溺愛体質の先輩が甘くするのは私だけ。
本当に、幸せそうな顔するなぁ。

僕まで、幸せで満たされて行く。


その時だった。


バーンッという大きな音がして、視線を移すと……。


花火が上がっていた。


「わぁっ……!綺麗ですね!」

「うん……そうだね」


花火なんかよりも、綺麗って言って見惚れてる真白の方が全然綺麗だし可愛い。


「……ねぇ、真白」

「?どうしましたか?」


ちゅっ。


「っ!」


微かに響いたリップ音。


「……すごい、甘いね」

「っ……!!わ、わたあめのせいです……!!」

「ふふっ、そっか。

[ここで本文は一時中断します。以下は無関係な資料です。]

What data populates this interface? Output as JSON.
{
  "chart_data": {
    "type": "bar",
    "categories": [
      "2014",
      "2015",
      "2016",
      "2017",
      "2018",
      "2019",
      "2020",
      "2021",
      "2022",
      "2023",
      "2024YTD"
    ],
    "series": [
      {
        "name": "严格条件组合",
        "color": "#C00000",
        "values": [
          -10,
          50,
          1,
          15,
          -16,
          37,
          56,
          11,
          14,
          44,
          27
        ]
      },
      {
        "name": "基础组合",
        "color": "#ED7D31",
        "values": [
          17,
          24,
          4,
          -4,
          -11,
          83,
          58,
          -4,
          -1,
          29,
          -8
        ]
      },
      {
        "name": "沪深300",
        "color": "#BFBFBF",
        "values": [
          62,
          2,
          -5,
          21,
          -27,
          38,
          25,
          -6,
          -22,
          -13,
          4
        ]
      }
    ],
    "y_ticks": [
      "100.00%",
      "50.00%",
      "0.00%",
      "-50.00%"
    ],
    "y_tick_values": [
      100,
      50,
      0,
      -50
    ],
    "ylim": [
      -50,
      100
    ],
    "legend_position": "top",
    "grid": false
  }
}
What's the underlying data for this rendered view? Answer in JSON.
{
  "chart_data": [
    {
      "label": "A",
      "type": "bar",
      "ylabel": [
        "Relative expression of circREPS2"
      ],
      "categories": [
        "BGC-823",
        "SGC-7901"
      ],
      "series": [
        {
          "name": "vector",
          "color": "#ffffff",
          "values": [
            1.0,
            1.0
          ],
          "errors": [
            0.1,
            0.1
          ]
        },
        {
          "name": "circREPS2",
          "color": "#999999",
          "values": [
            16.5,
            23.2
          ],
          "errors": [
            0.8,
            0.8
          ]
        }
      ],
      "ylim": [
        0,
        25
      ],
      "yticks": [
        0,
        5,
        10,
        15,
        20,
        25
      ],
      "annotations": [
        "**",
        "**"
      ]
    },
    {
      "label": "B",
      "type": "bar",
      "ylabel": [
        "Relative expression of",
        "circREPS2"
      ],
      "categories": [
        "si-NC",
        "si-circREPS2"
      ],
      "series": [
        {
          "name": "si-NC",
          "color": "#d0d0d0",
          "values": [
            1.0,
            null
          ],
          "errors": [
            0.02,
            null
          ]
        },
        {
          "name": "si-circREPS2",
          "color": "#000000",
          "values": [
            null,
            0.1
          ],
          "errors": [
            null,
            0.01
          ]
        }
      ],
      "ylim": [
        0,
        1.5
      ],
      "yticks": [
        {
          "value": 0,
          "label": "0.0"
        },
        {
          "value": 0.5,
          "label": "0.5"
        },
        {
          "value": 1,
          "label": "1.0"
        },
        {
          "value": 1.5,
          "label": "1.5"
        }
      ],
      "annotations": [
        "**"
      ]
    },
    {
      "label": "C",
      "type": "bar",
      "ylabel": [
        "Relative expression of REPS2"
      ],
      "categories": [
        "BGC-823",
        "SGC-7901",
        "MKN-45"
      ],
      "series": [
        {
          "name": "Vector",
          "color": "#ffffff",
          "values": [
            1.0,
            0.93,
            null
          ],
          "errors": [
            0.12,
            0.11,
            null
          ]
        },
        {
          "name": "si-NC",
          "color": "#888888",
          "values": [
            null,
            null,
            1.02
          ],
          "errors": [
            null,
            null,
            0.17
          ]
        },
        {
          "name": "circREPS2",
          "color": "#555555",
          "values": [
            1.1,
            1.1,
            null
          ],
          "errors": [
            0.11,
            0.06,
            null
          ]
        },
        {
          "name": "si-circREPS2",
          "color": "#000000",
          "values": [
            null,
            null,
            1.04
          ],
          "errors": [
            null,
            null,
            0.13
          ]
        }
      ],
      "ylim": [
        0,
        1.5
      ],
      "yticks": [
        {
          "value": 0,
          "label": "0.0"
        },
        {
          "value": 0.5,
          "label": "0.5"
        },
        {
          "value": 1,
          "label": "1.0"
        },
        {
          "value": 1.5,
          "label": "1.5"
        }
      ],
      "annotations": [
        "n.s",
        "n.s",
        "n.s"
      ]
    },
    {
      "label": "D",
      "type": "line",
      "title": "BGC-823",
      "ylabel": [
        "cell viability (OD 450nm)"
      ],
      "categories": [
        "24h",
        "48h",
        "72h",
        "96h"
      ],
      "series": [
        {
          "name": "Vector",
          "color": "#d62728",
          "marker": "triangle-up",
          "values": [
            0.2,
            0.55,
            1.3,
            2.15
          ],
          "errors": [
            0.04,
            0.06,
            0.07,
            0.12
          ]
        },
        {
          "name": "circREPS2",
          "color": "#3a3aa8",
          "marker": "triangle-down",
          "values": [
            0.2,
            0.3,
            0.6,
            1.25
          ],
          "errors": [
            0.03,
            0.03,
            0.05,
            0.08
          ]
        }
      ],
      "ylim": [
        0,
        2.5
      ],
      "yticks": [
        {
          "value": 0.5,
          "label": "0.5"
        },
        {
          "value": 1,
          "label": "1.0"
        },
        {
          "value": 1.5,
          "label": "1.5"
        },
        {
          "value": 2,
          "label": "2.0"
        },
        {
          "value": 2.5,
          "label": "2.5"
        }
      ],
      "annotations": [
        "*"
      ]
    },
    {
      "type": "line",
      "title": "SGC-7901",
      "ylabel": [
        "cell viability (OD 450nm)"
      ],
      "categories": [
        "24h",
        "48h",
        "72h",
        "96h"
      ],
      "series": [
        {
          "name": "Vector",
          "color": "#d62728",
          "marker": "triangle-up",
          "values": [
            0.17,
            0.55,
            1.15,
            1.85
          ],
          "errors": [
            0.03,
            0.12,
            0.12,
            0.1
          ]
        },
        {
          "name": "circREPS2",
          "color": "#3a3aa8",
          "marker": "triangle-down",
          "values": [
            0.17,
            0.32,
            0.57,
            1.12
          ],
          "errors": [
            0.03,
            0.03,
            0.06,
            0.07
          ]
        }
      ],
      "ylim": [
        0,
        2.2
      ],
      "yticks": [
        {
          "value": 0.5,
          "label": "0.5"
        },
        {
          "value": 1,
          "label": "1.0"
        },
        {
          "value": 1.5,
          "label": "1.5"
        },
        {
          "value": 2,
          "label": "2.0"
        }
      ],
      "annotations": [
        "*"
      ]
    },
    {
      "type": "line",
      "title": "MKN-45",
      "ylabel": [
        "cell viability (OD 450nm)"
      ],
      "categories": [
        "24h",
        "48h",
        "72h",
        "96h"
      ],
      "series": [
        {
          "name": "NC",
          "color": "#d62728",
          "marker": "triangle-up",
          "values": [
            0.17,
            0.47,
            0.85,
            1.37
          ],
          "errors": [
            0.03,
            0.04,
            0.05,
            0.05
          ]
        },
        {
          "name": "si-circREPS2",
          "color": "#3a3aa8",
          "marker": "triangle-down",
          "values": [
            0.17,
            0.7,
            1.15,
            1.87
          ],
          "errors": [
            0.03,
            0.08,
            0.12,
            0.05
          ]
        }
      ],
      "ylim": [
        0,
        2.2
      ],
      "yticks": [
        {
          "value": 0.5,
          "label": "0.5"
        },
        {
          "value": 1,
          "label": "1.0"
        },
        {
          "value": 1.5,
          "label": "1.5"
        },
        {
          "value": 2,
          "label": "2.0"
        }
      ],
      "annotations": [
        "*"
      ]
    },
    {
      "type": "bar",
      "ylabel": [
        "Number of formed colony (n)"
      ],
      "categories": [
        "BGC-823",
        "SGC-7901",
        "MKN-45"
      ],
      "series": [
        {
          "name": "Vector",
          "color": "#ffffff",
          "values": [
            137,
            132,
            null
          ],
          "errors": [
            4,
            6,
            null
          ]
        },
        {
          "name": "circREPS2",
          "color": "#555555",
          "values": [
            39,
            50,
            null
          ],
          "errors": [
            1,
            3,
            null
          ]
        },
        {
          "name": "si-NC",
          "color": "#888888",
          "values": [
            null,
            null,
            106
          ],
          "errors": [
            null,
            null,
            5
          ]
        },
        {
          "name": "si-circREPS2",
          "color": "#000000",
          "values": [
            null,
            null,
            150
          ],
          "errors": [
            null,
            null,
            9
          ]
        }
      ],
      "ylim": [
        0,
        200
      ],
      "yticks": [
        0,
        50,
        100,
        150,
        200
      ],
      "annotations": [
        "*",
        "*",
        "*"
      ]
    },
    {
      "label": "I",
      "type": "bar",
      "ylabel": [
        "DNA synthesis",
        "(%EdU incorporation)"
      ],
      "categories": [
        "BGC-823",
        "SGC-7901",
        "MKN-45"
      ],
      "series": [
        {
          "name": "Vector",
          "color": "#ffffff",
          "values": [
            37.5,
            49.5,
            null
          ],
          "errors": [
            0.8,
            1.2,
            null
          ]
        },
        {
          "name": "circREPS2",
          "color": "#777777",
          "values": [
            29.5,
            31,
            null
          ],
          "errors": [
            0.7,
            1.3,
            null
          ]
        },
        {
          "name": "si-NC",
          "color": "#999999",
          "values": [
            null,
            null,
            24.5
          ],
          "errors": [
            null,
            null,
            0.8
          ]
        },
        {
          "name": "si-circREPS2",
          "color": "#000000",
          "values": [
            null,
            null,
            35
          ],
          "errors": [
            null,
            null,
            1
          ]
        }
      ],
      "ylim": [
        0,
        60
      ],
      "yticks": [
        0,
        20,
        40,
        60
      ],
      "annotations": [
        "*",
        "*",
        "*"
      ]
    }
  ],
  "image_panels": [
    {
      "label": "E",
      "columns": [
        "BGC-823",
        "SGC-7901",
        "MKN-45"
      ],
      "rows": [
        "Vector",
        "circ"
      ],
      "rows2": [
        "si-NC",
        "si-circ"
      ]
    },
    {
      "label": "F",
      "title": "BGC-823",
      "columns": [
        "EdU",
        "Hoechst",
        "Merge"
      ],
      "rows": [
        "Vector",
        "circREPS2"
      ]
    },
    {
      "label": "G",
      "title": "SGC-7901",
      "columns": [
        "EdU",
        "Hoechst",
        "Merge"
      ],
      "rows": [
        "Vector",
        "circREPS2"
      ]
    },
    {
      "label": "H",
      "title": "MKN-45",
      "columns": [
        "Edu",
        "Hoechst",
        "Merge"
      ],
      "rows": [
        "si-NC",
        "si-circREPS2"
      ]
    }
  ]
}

ねぇ真白、好きだよ」

「そ、そんなの私もに決まってるじゃないですかぁっ……!!」


恥ずかしそうに少し強がってそう言う真白。


そんな姿もまた愛おしい。


……来年も、再来年も……。

これから毎年、真白とここにきたい。

いや、絶対に来る。

鷹司も、七宮も、……やっかいなヤツはたくさんいる。

これからそいつらが僕たちの幸せを崩さないとは限らない。

……けれど……。

「真白、愛してるよ、これかもずっと一緒にいようね」

 
自然と溢れた幸せの笑み。


真白は「はい!」なんて元気な返事をして、また愛らしく微笑んだ。